You can complain to an ombudsman include if:
- an organisation hasn't followed its own policies or procedures
- you've experienced rudeness from an organisation's staff
- there's been a delay in taking action or a failure to take action
- you've been treated unfairly compared to others
- you were given wrong or misleading information
An ombudsman will only look into a case if:
- you've suffered personal injustice, hardship or financial loss because of the action (or lack of action) of an organisation
- you've already given the organisation an opportunity to resolve your complaint
In most cases, an ombudsman can't look into a decision made by an organisation just because you disagree with it.
An ombudsman will not investigate your case if it's about to go to court or if court action has been started. In some cases, the ombudsman will not look into cases which could be dealt with by a court or tribunal.
Check the ombudsman's website for details of how to make a complaint - most of them have an online form.

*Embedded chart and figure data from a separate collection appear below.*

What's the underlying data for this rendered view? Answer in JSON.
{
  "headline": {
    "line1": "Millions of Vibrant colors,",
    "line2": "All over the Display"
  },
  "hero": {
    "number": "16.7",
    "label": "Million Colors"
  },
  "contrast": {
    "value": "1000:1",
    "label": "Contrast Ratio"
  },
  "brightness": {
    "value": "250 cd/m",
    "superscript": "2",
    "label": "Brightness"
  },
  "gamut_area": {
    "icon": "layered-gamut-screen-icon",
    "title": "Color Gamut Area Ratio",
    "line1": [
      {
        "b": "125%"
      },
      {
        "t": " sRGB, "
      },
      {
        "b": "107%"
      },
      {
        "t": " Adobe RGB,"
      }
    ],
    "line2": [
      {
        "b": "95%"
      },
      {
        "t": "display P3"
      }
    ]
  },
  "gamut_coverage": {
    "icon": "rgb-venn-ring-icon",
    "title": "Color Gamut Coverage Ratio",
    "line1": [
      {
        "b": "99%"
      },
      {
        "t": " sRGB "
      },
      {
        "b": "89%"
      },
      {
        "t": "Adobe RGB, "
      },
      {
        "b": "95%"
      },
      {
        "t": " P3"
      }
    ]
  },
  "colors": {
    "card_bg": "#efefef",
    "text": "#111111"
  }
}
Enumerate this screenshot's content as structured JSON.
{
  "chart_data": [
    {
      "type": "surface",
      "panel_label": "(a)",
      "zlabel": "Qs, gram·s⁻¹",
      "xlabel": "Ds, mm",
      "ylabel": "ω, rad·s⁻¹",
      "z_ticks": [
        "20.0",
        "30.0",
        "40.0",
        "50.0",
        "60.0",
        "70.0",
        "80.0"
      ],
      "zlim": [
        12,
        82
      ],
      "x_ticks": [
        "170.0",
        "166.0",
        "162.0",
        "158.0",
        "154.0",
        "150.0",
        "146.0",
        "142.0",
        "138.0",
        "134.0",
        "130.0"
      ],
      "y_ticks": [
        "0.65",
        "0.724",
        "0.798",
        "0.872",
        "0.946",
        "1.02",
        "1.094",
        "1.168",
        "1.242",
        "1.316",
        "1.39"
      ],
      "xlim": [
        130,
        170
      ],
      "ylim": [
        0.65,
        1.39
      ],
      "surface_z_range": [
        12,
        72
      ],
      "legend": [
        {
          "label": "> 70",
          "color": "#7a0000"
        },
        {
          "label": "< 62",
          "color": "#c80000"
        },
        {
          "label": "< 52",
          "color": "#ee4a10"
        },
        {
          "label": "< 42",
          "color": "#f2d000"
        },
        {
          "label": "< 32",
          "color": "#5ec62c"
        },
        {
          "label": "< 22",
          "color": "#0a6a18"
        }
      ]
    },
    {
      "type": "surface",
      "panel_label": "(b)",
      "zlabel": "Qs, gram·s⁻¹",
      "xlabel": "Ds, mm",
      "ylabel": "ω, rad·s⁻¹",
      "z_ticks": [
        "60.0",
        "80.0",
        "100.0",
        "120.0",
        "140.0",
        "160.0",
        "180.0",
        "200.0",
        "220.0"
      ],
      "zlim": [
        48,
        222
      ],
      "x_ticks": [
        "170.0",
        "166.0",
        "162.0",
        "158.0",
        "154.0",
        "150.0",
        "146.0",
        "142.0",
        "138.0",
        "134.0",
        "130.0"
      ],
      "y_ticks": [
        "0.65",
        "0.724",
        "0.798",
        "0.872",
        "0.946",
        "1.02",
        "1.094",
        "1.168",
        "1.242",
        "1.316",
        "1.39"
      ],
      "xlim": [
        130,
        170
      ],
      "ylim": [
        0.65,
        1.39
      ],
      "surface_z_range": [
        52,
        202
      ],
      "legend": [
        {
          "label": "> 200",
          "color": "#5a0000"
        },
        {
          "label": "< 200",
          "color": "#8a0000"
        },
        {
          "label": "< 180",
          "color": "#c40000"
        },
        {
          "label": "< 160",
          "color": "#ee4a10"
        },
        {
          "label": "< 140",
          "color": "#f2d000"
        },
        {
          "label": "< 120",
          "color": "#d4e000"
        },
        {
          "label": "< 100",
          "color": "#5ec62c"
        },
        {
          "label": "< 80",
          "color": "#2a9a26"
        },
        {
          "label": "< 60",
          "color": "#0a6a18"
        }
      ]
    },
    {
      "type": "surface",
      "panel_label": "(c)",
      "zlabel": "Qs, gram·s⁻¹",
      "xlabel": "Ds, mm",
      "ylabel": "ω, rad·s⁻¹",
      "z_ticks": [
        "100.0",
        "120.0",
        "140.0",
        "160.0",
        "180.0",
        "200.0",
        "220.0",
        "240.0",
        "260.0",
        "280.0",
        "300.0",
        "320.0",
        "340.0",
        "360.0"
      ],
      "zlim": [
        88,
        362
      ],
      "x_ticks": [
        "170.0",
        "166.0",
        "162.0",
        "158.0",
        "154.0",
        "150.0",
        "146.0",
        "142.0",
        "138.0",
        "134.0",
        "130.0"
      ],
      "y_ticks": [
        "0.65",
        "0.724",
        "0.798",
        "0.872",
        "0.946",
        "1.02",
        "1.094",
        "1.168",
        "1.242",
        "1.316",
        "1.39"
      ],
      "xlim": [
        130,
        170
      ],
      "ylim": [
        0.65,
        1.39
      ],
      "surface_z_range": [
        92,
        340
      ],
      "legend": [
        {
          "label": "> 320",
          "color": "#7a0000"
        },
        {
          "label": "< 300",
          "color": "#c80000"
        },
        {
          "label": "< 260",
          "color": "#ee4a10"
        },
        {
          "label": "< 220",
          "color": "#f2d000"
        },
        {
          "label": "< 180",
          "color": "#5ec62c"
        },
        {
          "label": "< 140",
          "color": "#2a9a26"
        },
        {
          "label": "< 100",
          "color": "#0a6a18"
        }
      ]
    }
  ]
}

You might need to send copies of any paperwork that's related to your complaint, so it's a good idea to have it ready.
What happens next
If an ombudsman finds that your complaint is justified, they'll recommend what the organisation should do to put things right. An ombudsman can't force an organisation to go along with their recommendations, but organisations almost always do.
Investigations by an ombudsman sometimes take a long time.
If you need to spend money making a complaint to an ombudsman, for example travel expenses to an ombudsman's office, you may be able to claim this back. You should check with the ombudsman first before you spend any money that you want to claim back.